The role of the mean girl plays a very important part to who we are all destined to be. For some we are the mean girl for others we are far to shy to even get the words into place to stand up for ourselves. In high school I was the girl usually to shy to speak and when I spoke I was immediately interpreted as being snotty. It wasn’t that I was. I was just to scare to voice who I was on the inside so I thought it best just to be the fly on the wall. There was a group of girls in my school who got extreme pleasure of making those girls who didn’t fit in feel even worse. I remember not wanting to hold my head up as I walked from class to class to scared to make eye contact. I was a constant misconception so it was far easier for me to just try to fade away.
Like any girl who sticks out like a sore thumb you try to do what you can to end the pain. When drinking didn’t fill the void you hoped that the empty bottle of the pill containers would. The problem though…for the most part the strongest pill we kept in the house was extra strength Tylenol and that wasn’t the strength I needed to turn out the lights. When you begin to fade nobody sees you. Vanishing into the night you wonder if it is worth all the pain anyways. There was days that I was too scared to even go to school. Maybe it was due to a blacked out state from the weekend or maybe I looked up and made eye contact with somebody I shouldn’t have. Either way I desperately hated who I was and my life and I would have done anything just to have it end.
I used to smoke cigarettes at the back of the school with the other kids. The summer that I returned from my “holiday” with my sister. It wasn’t a holiday. It was like a half way house. I was sent away because my parents didn’t know what to do with a girl who was assaulted and left pregnant at my age. Not only was I trying to grieve the lost of my angel but I was forced to help my sister care for her newborn and son. To anybody who has ever lost a child in anyway what I was forced to endure for months ripped my heart out.

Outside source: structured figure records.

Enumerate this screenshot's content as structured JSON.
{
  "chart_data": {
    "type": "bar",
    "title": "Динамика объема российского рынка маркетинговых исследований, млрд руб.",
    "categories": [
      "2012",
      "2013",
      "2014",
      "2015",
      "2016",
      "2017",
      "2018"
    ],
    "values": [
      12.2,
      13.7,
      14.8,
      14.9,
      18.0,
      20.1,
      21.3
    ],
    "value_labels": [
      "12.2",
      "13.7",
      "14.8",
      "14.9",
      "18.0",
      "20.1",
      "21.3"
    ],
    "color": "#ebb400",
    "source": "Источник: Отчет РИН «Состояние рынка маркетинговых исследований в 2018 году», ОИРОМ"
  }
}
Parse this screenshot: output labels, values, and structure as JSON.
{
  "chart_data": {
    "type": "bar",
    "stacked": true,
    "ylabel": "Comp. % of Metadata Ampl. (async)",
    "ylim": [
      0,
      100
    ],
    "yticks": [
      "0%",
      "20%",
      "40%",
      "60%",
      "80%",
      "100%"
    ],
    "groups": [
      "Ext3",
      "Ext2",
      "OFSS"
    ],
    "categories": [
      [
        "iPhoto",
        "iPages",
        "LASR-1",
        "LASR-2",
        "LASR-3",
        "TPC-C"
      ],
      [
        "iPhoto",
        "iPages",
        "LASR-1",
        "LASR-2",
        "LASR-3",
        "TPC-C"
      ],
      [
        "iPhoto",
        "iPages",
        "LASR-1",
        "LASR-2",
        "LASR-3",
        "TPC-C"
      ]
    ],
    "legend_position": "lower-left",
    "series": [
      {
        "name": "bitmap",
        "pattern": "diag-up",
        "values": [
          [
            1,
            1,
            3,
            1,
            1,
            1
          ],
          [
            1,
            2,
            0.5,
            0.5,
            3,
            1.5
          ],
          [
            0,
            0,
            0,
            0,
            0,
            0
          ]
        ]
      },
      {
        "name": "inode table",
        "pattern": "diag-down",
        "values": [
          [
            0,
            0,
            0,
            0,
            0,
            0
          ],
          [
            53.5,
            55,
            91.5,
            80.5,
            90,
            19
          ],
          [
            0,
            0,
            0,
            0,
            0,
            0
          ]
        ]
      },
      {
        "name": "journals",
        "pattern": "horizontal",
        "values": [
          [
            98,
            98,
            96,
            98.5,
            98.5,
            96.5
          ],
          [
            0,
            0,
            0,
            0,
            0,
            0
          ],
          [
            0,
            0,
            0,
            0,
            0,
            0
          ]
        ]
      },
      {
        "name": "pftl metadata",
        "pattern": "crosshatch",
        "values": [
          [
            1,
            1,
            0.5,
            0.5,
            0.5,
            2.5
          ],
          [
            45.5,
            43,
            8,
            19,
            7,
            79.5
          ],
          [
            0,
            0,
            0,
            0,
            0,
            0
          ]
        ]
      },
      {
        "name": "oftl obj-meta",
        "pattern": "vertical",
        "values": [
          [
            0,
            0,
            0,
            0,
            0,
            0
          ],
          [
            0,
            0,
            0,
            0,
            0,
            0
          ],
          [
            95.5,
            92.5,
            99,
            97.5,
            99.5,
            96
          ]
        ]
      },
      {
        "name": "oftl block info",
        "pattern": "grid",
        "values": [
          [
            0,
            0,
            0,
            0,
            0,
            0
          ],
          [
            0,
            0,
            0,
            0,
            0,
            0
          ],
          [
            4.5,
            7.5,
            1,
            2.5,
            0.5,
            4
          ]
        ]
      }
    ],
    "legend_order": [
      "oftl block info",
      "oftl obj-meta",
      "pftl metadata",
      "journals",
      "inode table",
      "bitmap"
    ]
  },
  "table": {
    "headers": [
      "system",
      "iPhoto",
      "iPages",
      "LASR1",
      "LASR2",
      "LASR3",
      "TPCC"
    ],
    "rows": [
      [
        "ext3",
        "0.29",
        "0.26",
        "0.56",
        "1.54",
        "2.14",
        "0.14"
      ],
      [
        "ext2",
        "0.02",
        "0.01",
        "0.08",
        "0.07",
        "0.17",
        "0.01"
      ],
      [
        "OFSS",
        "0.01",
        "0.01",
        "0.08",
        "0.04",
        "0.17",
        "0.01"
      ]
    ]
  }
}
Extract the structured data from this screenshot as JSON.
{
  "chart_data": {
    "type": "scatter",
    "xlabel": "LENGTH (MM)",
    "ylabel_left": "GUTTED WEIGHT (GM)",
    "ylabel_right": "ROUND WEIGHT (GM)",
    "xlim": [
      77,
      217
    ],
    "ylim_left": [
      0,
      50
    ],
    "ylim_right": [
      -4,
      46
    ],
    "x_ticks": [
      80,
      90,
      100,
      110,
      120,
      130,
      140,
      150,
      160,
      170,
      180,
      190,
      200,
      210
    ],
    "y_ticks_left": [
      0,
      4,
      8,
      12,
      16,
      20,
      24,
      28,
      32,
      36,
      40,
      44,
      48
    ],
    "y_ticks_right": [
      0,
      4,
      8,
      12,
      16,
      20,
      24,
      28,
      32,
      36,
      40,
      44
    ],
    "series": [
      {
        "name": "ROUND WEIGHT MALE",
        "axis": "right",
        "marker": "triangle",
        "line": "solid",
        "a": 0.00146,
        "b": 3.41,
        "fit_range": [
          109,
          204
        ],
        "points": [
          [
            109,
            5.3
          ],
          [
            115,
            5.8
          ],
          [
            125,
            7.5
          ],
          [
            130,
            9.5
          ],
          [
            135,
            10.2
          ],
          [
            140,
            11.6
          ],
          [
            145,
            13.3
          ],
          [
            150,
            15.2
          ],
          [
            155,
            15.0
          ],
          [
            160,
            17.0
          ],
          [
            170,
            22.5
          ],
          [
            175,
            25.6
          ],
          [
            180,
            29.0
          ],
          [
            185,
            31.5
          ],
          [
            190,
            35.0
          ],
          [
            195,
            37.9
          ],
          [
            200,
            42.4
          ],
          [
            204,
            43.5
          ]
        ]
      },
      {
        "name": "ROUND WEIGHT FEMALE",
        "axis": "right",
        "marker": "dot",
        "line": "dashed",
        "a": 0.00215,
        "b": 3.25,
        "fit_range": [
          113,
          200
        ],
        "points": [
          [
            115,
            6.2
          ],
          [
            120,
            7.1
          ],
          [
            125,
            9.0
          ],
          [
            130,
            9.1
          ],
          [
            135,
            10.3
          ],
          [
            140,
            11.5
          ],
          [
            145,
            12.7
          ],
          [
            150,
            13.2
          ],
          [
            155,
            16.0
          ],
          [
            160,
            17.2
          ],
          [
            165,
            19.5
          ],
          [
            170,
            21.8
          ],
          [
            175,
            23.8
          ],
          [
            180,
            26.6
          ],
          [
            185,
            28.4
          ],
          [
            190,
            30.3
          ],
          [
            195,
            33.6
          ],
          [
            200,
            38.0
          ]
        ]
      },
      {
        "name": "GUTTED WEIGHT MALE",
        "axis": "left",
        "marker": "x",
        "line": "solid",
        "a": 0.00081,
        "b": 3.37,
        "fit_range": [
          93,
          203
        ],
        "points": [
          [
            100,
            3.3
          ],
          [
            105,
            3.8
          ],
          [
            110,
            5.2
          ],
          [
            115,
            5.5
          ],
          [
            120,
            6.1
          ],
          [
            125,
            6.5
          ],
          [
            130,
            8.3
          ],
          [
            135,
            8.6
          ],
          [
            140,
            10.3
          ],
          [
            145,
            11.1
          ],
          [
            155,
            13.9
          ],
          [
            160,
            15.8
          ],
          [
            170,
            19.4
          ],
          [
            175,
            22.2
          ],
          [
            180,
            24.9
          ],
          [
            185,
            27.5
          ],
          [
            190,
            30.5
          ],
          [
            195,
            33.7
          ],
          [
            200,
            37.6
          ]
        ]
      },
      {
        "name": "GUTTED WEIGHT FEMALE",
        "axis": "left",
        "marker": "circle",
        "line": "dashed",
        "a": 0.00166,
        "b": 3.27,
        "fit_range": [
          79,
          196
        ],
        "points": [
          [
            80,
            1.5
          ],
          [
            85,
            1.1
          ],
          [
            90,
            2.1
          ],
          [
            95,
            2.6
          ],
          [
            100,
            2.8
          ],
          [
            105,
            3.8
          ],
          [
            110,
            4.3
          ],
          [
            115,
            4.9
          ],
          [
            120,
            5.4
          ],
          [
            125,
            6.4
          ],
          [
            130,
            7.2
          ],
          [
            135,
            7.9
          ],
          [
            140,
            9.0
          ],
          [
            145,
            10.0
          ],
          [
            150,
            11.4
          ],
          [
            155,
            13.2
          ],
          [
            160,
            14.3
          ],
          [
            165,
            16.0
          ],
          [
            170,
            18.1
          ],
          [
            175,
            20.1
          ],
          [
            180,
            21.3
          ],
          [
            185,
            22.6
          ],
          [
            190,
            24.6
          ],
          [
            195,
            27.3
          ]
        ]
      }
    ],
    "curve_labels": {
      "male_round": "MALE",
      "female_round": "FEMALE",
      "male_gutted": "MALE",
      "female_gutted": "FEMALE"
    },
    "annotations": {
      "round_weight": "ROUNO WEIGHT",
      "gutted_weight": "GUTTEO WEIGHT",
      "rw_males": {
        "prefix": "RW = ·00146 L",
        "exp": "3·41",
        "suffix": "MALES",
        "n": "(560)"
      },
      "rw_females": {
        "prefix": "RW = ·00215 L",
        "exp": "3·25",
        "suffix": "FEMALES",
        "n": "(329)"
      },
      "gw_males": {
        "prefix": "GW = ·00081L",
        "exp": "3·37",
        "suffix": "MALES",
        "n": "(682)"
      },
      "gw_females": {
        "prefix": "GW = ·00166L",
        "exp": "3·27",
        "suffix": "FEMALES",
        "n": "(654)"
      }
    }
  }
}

My sister always liked to hold her baby and look at me and say, “Do you see what you could have had”. I already knew what I was losing. I thought about her everyday. I still remember the grotesque words of the aging doctor who told me not to ask the sex because when the procedure is done it just looks like ground up hamburger anyways (this is basically because the suction rips your baby apart). The body knows when something traumatic is about to happen. You will fight in ways that you would never think possibly. I will never forget the doctor between my legs with this tool looking up at me and saying, “Oh shit she is awake.” Looking up at the two nurses I was gassed again. The next time I awoke I was with my mom. Why did I tell you this? That summer I returned and one of my close friends had written, BABY KILLER, in red. That is how I started my year back at school with the realization that even best friends will use what they have against you to try and become popular.

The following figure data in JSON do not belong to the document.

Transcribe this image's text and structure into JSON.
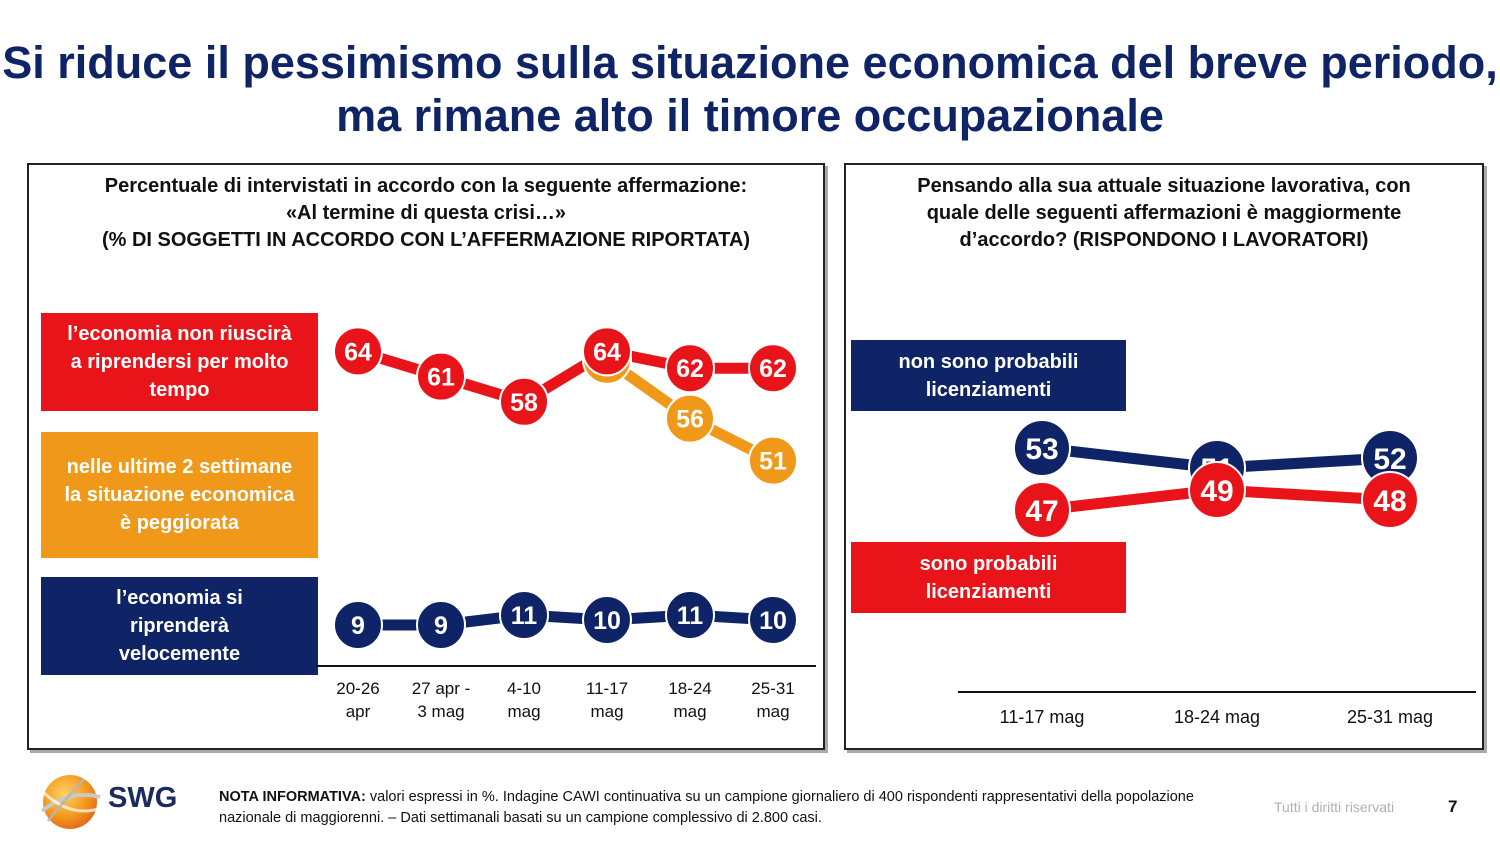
{
  "title": "Si riduce il pessimismo sulla situazione economica del breve periodo, ma rimane alto il timore occupazionale",
  "colors": {
    "red": "#e8141a",
    "orange": "#f09819",
    "navy": "#0f2466",
    "white": "#ffffff"
  },
  "left_panel": {
    "header_lines": [
      "Percentuale di intervistati in accordo con la seguente affermazione:",
      "«Al termine di questa crisi…»",
      "(% DI SOGGETTI IN ACCORDO CON L’AFFERMAZIONE RIPORTATA)"
    ],
    "legend": [
      {
        "label": "l’economia non riuscirà a riprendersi per molto tempo",
        "color": "#e8141a"
      },
      {
        "label": "nelle ultime 2 settimane la situazione economica è peggiorata",
        "color": "#f09819"
      },
      {
        "label": "l’economia si riprenderà velocemente",
        "color": "#0f2466"
      }
    ]
  },
  "right_panel": {
    "header_lines": [
      "Pensando alla sua attuale situazione lavorativa, con",
      "quale delle seguenti affermazioni è maggiormente",
      "d’accordo? (RISPONDONO I LAVORATORI)"
    ],
    "legend": [
      {
        "label": "non sono probabili licenziamenti",
        "color": "#0f2466"
      },
      {
        "label": "sono probabili licenziamenti",
        "color": "#e8141a"
      }
    ]
  },
  "chart_data": [
    {
      "type": "line",
      "categories": [
        "20-26 apr",
        "27 apr - 3 mag",
        "4-10 mag",
        "11-17 mag",
        "18-24 mag",
        "25-31 mag"
      ],
      "category_lines": [
        [
          "20-26",
          "apr"
        ],
        [
          "27 apr -",
          "3 mag"
        ],
        [
          "4-10",
          "mag"
        ],
        [
          "11-17",
          "mag"
        ],
        [
          "18-24",
          "mag"
        ],
        [
          "25-31",
          "mag"
        ]
      ],
      "series": [
        {
          "name": "l’economia non riuscirà a riprendersi per molto tempo",
          "color": "#e8141a",
          "values": [
            64,
            61,
            58,
            64,
            62,
            62
          ]
        },
        {
          "name": "nelle ultime 2 settimane la situazione economica è peggiorata",
          "color": "#f09819",
          "values": [
            null,
            null,
            null,
            63,
            56,
            51
          ]
        },
        {
          "name": "l’economia si riprenderà velocemente",
          "color": "#0f2466",
          "values": [
            9,
            9,
            11,
            10,
            11,
            10
          ]
        }
      ],
      "data_labels": true
    },
    {
      "type": "line",
      "categories": [
        "11-17 mag",
        "18-24 mag",
        "25-31 mag"
      ],
      "series": [
        {
          "name": "non sono probabili licenziamenti",
          "color": "#0f2466",
          "values": [
            53,
            51,
            52
          ]
        },
        {
          "name": "sono probabili licenziamenti",
          "color": "#e8141a",
          "values": [
            47,
            49,
            48
          ]
        }
      ],
      "data_labels": true
    }
  ],
  "footer": {
    "note_bold": "NOTA INFORMATIVA:",
    "note_text": " valori espressi in %. Indagine CAWI continuativa su un campione giornaliero di 400 rispondenti rappresentativi della popolazione nazionale di maggiorenni. – Dati settimanali basati su un campione complessivo di 2.800 casi.",
    "rights": "Tutti i diritti riservati",
    "page_number": "7",
    "logo_text": "SWG"
  }
}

When those you share secrets with use those secrets against you to gain popularity and fame it really drives a wedge in your ability to bond. I trusted no one. Needed no one and from that day one would struggle to ever be the same little girl again. I spent years either hiding who I was or telling it all in the hopes of driving others away. It took a lot of work and determination to forgive myself for the sins that others would always use against me. I was beginning to learn that maybe I was just not born to fit in. If I was wouldn’t it be easier. As much as I like to pretend that all the walls or down there is a moat around my heart that serves as protection. To me my storey should be used to help others make it through those terrible adolescence years. Some of us don’t even get the honour of making it out of that time. What used to be so magical is now a question of survival. If I grew up in a time where drugs ran even more rampant and alcohol tasted like candy I am sure I wouldn’t be alive right now.

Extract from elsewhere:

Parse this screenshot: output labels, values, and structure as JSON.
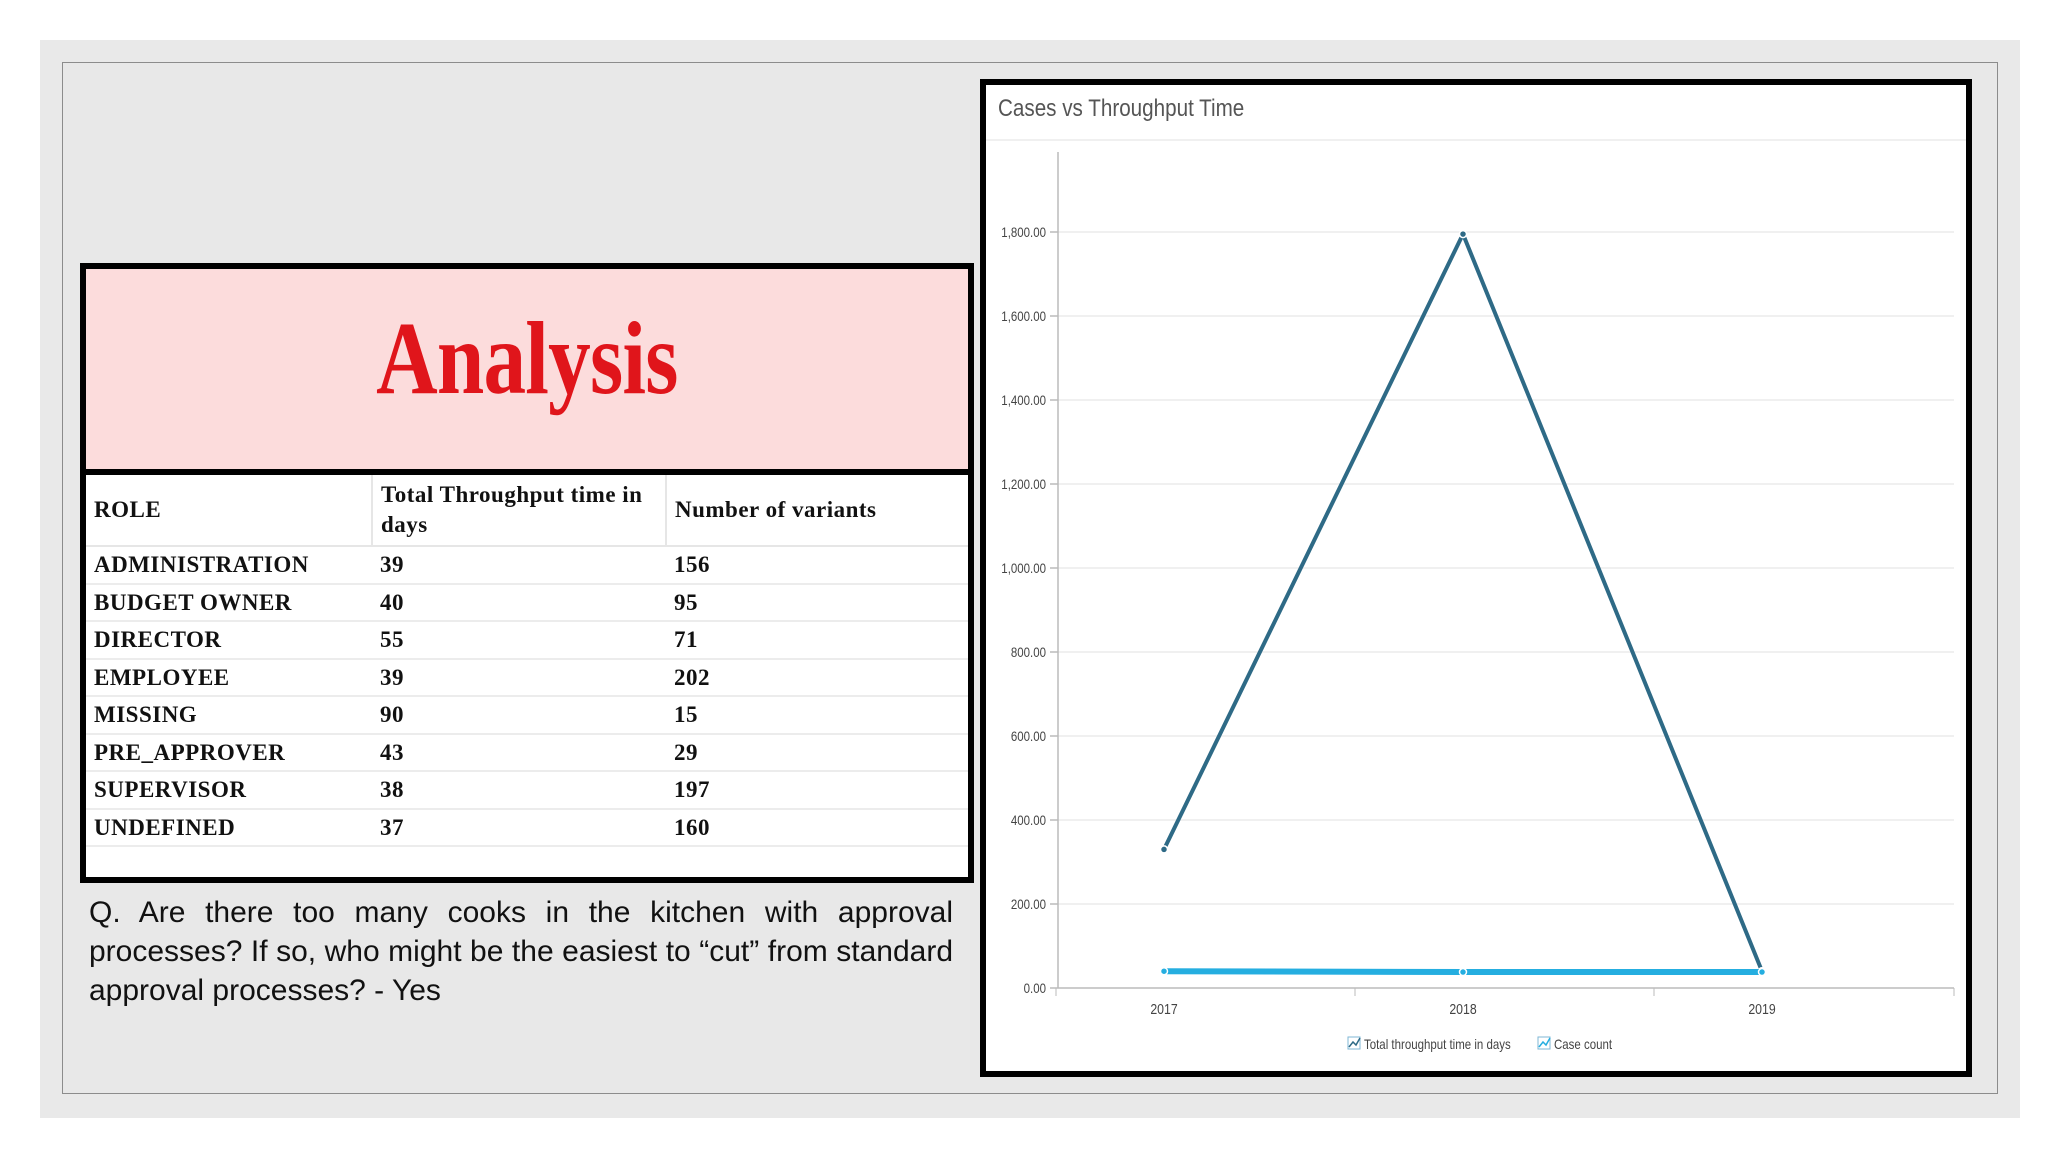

Even though the mean girls terrified the life right out of me they also breathed life in. It would take decades for me to finally blossom (at least begin to blossom) and shed the skin that I adorned to weather through the storms. It’s easier to blame the third party instead of looking inwards to blame me. Blame being a little to harsh because in those first fragile years we are all just coming of age trying to understand ourselves. Maybe I was always destined to be the poor little farm girl with nothing to offer anybody. At least that is what is still being said to this day both from those who are close to me and people I hardly know. What I do know for certain is not everybody matters. Not everybody matters to me and my inner circle. They are entitled to their own opinion as I am mine and both points are just as valid. What is different though in each is the inner peace that we both achieve. One maybe superficial and convoluted but the other deserves to be shared with the world.